Im Vergleich zum Buchwert des Eigenkapitals von rund 368 CHF je PS ist der Titel mit einem Abschlag von knapp 40% günstig bewertet. Aus dem Geschäftsbericht und der dazugehörigen Medienmitteilung geht allerdings hervor, dass eine Reduktion der Eigenmittel vorgesehen ist. Dadurch dürfte sich der Buchwert dem Kurs annähern. Die Zeit wird zeigen, ob diese Reduktion durch ausgewiesene Verluste oder im wünschenswerten Fall durch eine Sonderdividende in den nächsten Jahren erfolgen wird.

Für das aktuelle Geschäftsjahr lässt sich noch keine zuverlässige Prognose erstellen. Der zweimonatige Umsatzausfall wird das Resultat sicherlich belasten, genauso die anhaltenden Einschränkungen und Vorgaben seit Wiedereröffnung. Erschwerend kommt hinzu, dass 2020 das Finanzergebnis das Resultat aufgrund des zwischenzeitlichen Absturzes der Börse kaum wird retten können. Somit muss für 2020 mit einem deutlich schwächeren Ergebnis gerechnet werden – in welchem Ausmass, wird sich noch zeigen.

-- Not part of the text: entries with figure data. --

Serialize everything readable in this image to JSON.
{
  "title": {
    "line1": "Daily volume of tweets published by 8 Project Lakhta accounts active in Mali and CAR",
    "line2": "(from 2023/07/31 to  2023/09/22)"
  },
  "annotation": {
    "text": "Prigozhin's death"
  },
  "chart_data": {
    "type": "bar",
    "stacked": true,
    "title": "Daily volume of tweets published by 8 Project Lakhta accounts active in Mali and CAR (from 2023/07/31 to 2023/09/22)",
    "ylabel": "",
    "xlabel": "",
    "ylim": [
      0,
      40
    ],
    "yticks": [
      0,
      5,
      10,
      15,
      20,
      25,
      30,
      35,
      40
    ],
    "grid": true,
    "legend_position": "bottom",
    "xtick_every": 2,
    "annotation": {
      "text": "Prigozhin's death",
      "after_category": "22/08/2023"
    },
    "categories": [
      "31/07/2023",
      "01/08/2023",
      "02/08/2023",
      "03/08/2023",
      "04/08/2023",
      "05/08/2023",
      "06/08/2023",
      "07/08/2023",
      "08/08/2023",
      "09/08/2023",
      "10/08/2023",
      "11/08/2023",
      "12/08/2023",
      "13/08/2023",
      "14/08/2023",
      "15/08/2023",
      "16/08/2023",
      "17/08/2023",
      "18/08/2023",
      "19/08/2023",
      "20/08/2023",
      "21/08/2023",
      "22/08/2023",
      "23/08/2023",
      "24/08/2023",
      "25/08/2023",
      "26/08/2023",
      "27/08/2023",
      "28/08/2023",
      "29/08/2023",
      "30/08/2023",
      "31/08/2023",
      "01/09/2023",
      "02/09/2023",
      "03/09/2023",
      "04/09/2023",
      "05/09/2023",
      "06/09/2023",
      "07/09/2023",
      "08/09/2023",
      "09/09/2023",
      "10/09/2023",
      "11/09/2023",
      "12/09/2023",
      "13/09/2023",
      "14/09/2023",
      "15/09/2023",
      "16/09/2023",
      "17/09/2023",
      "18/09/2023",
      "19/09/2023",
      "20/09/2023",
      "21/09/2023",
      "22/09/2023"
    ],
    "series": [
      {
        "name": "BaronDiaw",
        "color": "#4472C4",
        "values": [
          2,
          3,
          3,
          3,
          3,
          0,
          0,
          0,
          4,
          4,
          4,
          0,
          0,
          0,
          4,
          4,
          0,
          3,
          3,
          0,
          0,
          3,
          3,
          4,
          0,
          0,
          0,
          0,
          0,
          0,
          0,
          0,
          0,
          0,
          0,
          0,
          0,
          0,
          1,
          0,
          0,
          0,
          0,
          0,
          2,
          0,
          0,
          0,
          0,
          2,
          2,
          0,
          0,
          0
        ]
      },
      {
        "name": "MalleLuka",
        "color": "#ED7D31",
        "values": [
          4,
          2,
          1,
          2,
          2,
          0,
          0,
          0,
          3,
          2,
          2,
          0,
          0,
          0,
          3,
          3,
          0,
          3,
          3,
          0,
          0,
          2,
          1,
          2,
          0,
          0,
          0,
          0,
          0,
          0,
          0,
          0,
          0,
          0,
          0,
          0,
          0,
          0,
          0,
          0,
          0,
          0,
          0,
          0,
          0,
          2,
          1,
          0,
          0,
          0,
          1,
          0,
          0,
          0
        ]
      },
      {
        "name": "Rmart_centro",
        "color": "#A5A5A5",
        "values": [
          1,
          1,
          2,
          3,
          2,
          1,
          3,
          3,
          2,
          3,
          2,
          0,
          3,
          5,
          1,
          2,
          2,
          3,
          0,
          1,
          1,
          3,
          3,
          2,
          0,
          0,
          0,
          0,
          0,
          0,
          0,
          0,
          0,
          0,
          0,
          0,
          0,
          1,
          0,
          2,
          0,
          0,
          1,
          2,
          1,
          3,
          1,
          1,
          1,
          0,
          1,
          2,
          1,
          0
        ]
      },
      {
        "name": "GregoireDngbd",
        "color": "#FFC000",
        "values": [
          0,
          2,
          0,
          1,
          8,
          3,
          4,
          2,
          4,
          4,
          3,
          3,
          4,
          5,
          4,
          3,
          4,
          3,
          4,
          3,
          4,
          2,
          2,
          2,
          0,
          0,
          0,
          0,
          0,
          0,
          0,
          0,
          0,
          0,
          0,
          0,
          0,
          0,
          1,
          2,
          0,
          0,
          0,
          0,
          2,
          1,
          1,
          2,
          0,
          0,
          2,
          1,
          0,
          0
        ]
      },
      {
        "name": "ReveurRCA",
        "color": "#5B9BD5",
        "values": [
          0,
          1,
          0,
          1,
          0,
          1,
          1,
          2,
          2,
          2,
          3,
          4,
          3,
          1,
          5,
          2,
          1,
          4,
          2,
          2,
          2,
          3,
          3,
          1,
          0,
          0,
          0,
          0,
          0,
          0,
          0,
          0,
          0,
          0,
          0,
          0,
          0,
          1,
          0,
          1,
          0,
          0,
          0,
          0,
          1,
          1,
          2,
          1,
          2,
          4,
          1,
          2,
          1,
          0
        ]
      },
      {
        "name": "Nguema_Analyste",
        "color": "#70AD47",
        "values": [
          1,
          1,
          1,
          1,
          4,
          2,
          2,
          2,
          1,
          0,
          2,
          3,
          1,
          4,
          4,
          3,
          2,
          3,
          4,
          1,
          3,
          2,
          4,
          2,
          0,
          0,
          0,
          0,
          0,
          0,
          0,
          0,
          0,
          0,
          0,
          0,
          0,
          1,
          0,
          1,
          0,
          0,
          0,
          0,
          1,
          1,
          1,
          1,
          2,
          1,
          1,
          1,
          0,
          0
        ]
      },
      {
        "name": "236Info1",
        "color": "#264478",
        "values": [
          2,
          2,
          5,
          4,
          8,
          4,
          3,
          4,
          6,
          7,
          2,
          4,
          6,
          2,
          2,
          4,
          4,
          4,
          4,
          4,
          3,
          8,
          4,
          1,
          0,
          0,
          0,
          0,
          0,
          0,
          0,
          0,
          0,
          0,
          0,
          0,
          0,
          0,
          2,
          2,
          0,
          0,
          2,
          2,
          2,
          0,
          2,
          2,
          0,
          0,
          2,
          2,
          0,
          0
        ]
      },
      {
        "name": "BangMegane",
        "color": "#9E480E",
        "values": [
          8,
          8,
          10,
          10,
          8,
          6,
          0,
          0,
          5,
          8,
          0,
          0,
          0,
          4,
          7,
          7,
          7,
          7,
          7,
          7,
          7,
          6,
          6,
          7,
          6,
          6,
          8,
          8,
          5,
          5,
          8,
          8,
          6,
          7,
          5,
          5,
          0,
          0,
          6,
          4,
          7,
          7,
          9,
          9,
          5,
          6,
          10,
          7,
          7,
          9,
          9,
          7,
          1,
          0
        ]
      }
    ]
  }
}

Längerfristig hängt die Geschäftsentwicklung von Loeb stark davon ab, ob der Rückgang der Umsatzzahlen durch das Investitionsprogramm gestoppt werden kann. Die gesamte Detailhandelsbranche kämpft seit längerem dagegen an, vom Online-Handel abgedrängt zu werden. Dieser hat zudem durch den Lockdown nochmals gehörig Schub erhalten. Für Anleger, welche der standortbasierten Strategie der Loeb Holding gleichwohl vertrauen, bietet der PS durch die relativ günstige Bewertung und die mögliche bevorstehende Sonderdividende eine attraktive Anlagemöglichkeit.